小野田 シナリオは公称ボリューム1.5倍ということになっています。家庭用に持ってきたときに、どこを伸ばそう、ということで、このゲームは女の子をプロデュースするゲームなので、コミュニケーションはもっとより深く、キャラクタと接するところは強化したほうがいいだろうということで、シナリオが増えました。システム上でも52週、1年間のプロデュースにもなったので、イベントも増やしていこうということになりました。それと、新キャラの分ですね。これもそこそこな量……このゲームは1つ要素が増えると、キャラクタの数だけ増える世界ですので、おのずと増えていくという感じですね。

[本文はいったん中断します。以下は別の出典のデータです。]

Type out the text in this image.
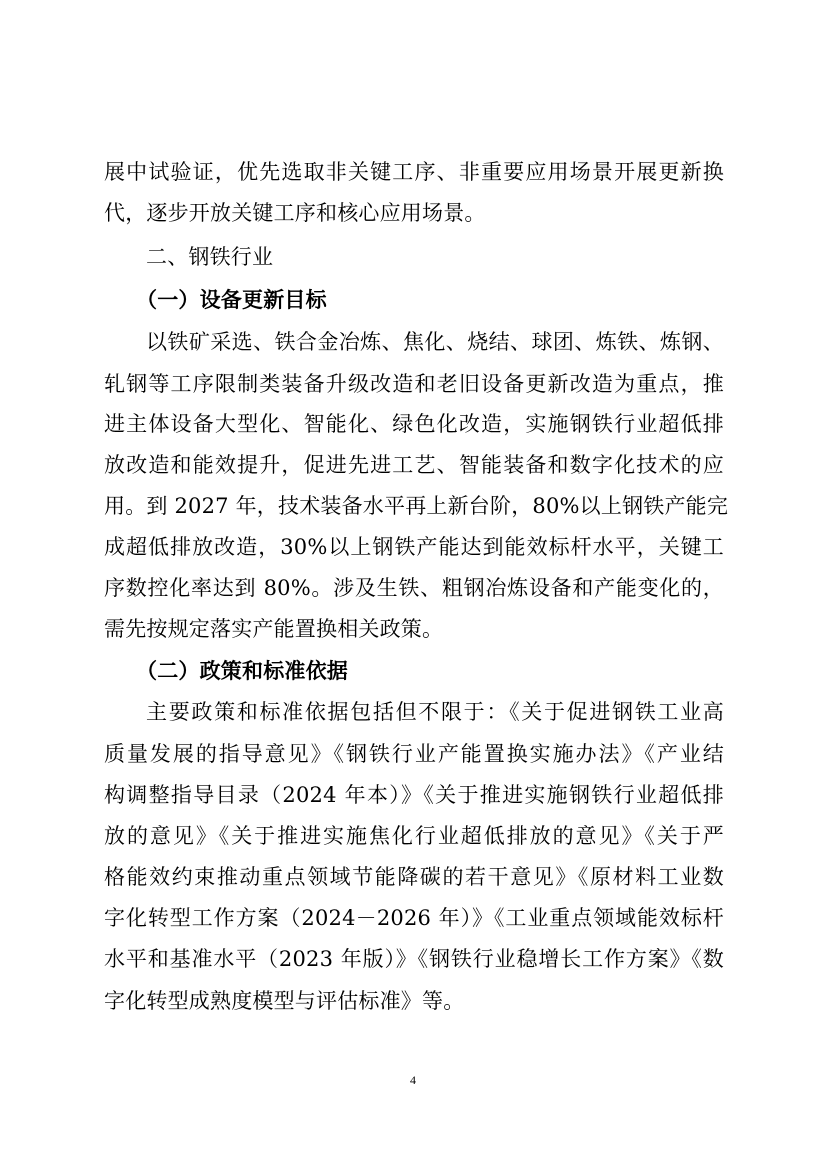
展中试验证，优先选取非关键工序、非重要应用场景开展更新换
代，逐步开放关键工序和核心应用场景。
二、钢铁行业
（一）设备更新目标
以铁矿采选、铁合金冶炼、焦化、烧结、球团、炼铁、炼钢、
轧钢等工序限制类装备升级改造和老旧设备更新改造为重点，推
进主体设备大型化、智能化、绿色化改造，实施钢铁行业超低排
放改造和能效提升，促进先进工艺、智能装备和数字化技术的应
用。到 2027 年，技术装备水平再上新台阶，80%以上钢铁产能完
成超低排放改造，30%以上钢铁产能达到能效标杆水平，关键工
序数控化率达到 80%。涉及生铁、粗钢冶炼设备和产能变化的，
需先按规定落实产能置换相关政策。
（二）政策和标准依据
主要政策和标准依据包括但不限于：《关于促进钢铁工业高
质量发展的指导意见》《钢铁行业产能置换实施办法》《产业结
构调整指导目录（2024 年本）》《关于推进实施钢铁行业超低排
放的意见》《关于推进实施焦化行业超低排放的意见》《关于严
格能效约束推动重点领域节能降碳的若干意见》《原材料工业数
字化转型工作方案（2024－2026 年）》《工业重点领域能效标杆
水平和基准水平（2023 年版）》《钢铁行业稳增长工作方案》《数
字化转型成熟度模型与评估标准》等。
4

 あとは映像そのもののグレードアップなどですね。そちらはまた別の脳みそを使うわけです。

オーディションが増加。ランク上位を狙うなら、限定オーディションにも勝ち抜かねば……
坂上 あとは、オーディションもかなり数が増えてますね。

石原 もともとこのゲームはオーディション1つの数字を変えるとバランスが大きく変わるゲームなんですよね。ちょっとした数字を変えるだけで全部変わってきちゃうんですよ。今までなら300万人獲得できたものが、1つのオーディションで獲得できる数を1,000人減らしただけで300万人に届かなくなってしまうとか。合格人数をちょっと変えるといきなり難しくなるとか。

 そういう意味では、Xbox 360版はオーディションの数や、レッスンとコミュニケーションがそれぞれ1日必要となるなど、ACでは1日の行動が2択だったものがオーディションか、レッスンか、営業かの3択になっていることが大きい。ゲームバランスがぜんぜん違います。またゼロからの攻略になりますので、AC版ユーザーも楽しめると思いますね。ボリュームだけじゃなく、そういった部分でも新しいゲームになっているといいきれます。

坂上 コミュニケーションだけで52週ということも可能ですし、レッスンとオーディションのみでハードに遊んでもらうこともできますし。まあ、この場合は「思い出」が増えないわけですが……そういった意味では、お客さんにこのゲームの目標を自由に選択できるようになったんじゃないですかね。

石原 多すぎるぐらいだと思います。

コミュニケーションの選択肢は毎回ランダム要素が含まれている
坂上 普通に考えたらコミュニケーションして、レッスンして、満遍なく育ててオーディションを受けてファン数を獲得していってください、ということなんですが、とりあえずの目標としては、女の子をグッドエンディングに導いてあげてほしいと。これがファン人数を100万人以上にしたいとか、アイドルマスターを目指すとなると、また攻略方法も違ってきます。遊ばせ方のバリエーションはいろいろあります。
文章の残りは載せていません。